Les intéressés ont jusqu’au 8 août pour déposer leur proposition, selon l’avis publié sur le site internet des Travaux publics et services gouvernementaux Canada.
Visite de l’épave
Cependant, une visite de l’épave est prévue le mercredi 12 juillet. Le gouvernement recommande aux entreprises ayant l’intention de soumissionner d’y participer.

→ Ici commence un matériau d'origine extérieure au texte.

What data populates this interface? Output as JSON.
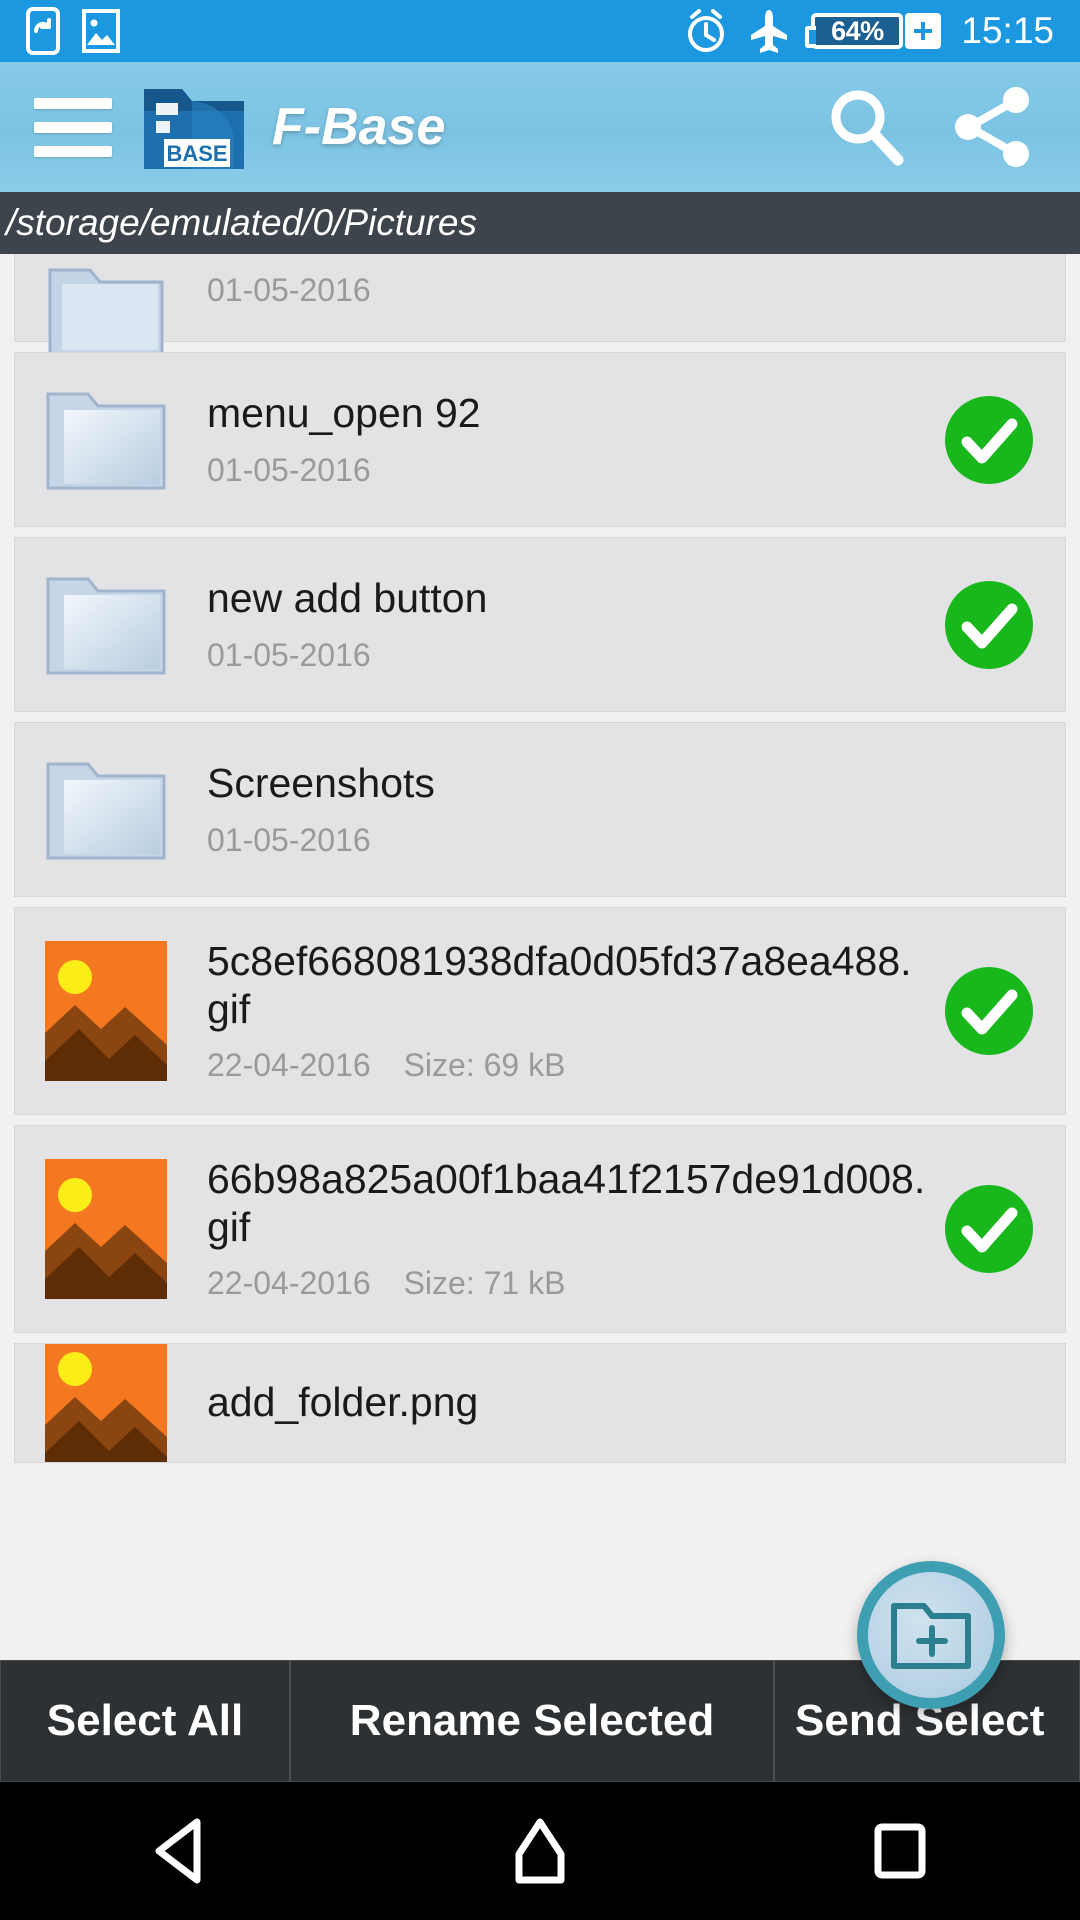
{
  "statusbar": {
    "left_icons": [
      "screen-rotate-icon",
      "image-icon"
    ],
    "right_icons": [
      "alarm-icon",
      "airplane-mode-icon"
    ],
    "battery_percent": "64%",
    "battery_state": "charging",
    "time": "15:15",
    "bg_color": "#1c98e0"
  },
  "appbar": {
    "menu_icon": "hamburger-menu-icon",
    "logo_text": "BASE",
    "title": "F-Base",
    "search_icon": "search-icon",
    "share_icon": "share-icon",
    "bg_color": "#7cc3e3"
  },
  "pathbar": {
    "path": "/storage/emulated/0/Pictures",
    "bg_color": "#3d444b"
  },
  "list": {
    "rows": [
      {
        "name": "",
        "date": "01-05-2016",
        "size": "",
        "type": "folder",
        "selected": false,
        "clipped": true
      },
      {
        "name": "menu_open 92",
        "date": "01-05-2016",
        "size": "",
        "type": "folder",
        "selected": true
      },
      {
        "name": "new add button",
        "date": "01-05-2016",
        "size": "",
        "type": "folder",
        "selected": true
      },
      {
        "name": "Screenshots",
        "date": "01-05-2016",
        "size": "",
        "type": "folder",
        "selected": false
      },
      {
        "name": "5c8ef668081938dfa0d05fd37a8ea488.gif",
        "date": "22-04-2016",
        "size": "Size: 69 kB",
        "type": "image",
        "selected": true
      },
      {
        "name": "66b98a825a00f1baa41f2157de91d008.gif",
        "date": "22-04-2016",
        "size": "Size: 71 kB",
        "type": "image",
        "selected": true
      },
      {
        "name": "add_folder.png",
        "date": "",
        "size": "",
        "type": "image",
        "selected": false,
        "clipped": true
      }
    ]
  },
  "fab": {
    "icon": "add-folder-icon",
    "ring_color": "#3e9fb2",
    "fill_color": "#b9d4e6"
  },
  "actionbar": {
    "buttons": [
      {
        "label": "Select All"
      },
      {
        "label": "Rename Selected"
      },
      {
        "label": "Send Select"
      }
    ],
    "bg_color": "#2e3134"
  },
  "navbar": {
    "back_icon": "back-triangle-icon",
    "home_icon": "home-icon",
    "recents_icon": "recents-square-icon"
  }
}
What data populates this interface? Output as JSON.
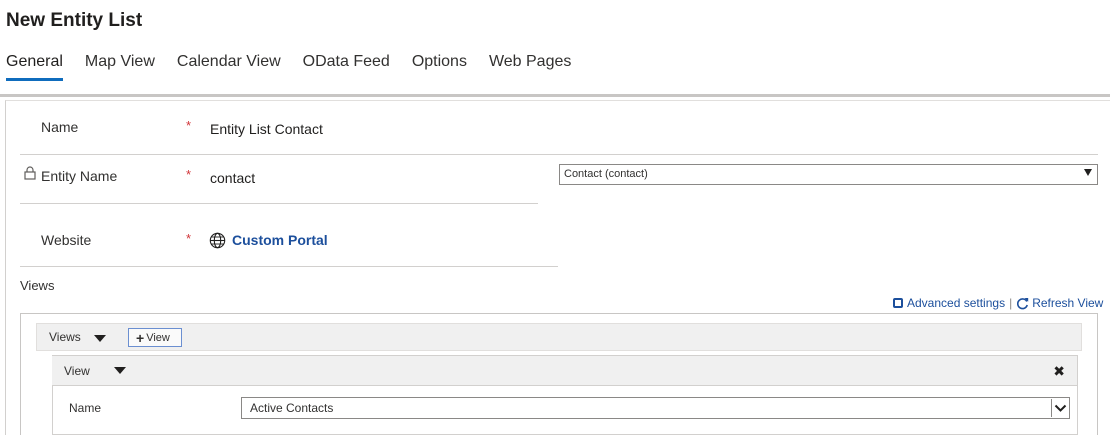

Il leur appartiendra de faire leur propre évaluation et de «déterminer la meilleure méthode à utiliser pour réaliser, de façon sécuritaire, le démantèlement et l’aliénation du N/M Kathryn Spirit et le retrait du remblai temporaire qui supporte, protège et confine le navire», informe l’avis.
Polluants à bord
Le gouvernement souligne que le mandat comporte des enjeux de santé et sécurité du public ainsi que de protection de l’environnement. Malgré un pompage préventif effectué par la Garde côtière, des polluants subsistent dans le navire et se mêlent à l’eau qui s’y infiltre, informe-t-il. De l’amiante, des BPC, des produits chimiques de nettoyage, des huiles et des graisses sont présents dans différentes parties du bateau. Du plomb, du mercure et du CO2 comprimé sont «probablement présents» et «possiblement» des matériaux radioactifs, selon l’avis.
L’entrepreneur devra retirer les matières dangereuses et en disposer en respectant la règlementation en vigueur.
Le mandat est de remettre le site dans l’état où il se trouvait avant l’arrivée du bateau.
Automne 2019
Les travaux devront être complétés avant le 31 octobre 2019. Initialement, le gouvernement fédéral, qui assume le coût du démantèlement, l’avait annoncé pour le printemps 2017. Le maire de Beauharnois Claude Haineault et la députée fédérale dans Salaberry-Suroît Anne Minh-Thu Quach ont réagi en dénonçant le délai. Ils reprochent au gouvernement son «manque de transparence».
Rappel des faits
Le Groupe St-Pierre a amené le Kathryn Spirit à ses installations à Beauharnois en septembre 2011 pour le défaire et vendre le métal. Faute d’obtenir le feu vert de la province de Québec et de la Ville de Beauharnois, il a vendu le navire à une entreprise mexicaine qui devait le remorquer à l’étranger. L’entreprise n’a pu obtenir les autorisations nécessaires au déplacement et a finalement abandonné le navire. Le maire Haineault et la députée Anne Minh-Thu Quach ont maintes fois réclamé des actions du gouvernement en invoquant des risques pour l’environnement. Ottawa a annoncé en novembre 2016 qu’il se chargerait de faire disparaître le bateau du décor à ses frais.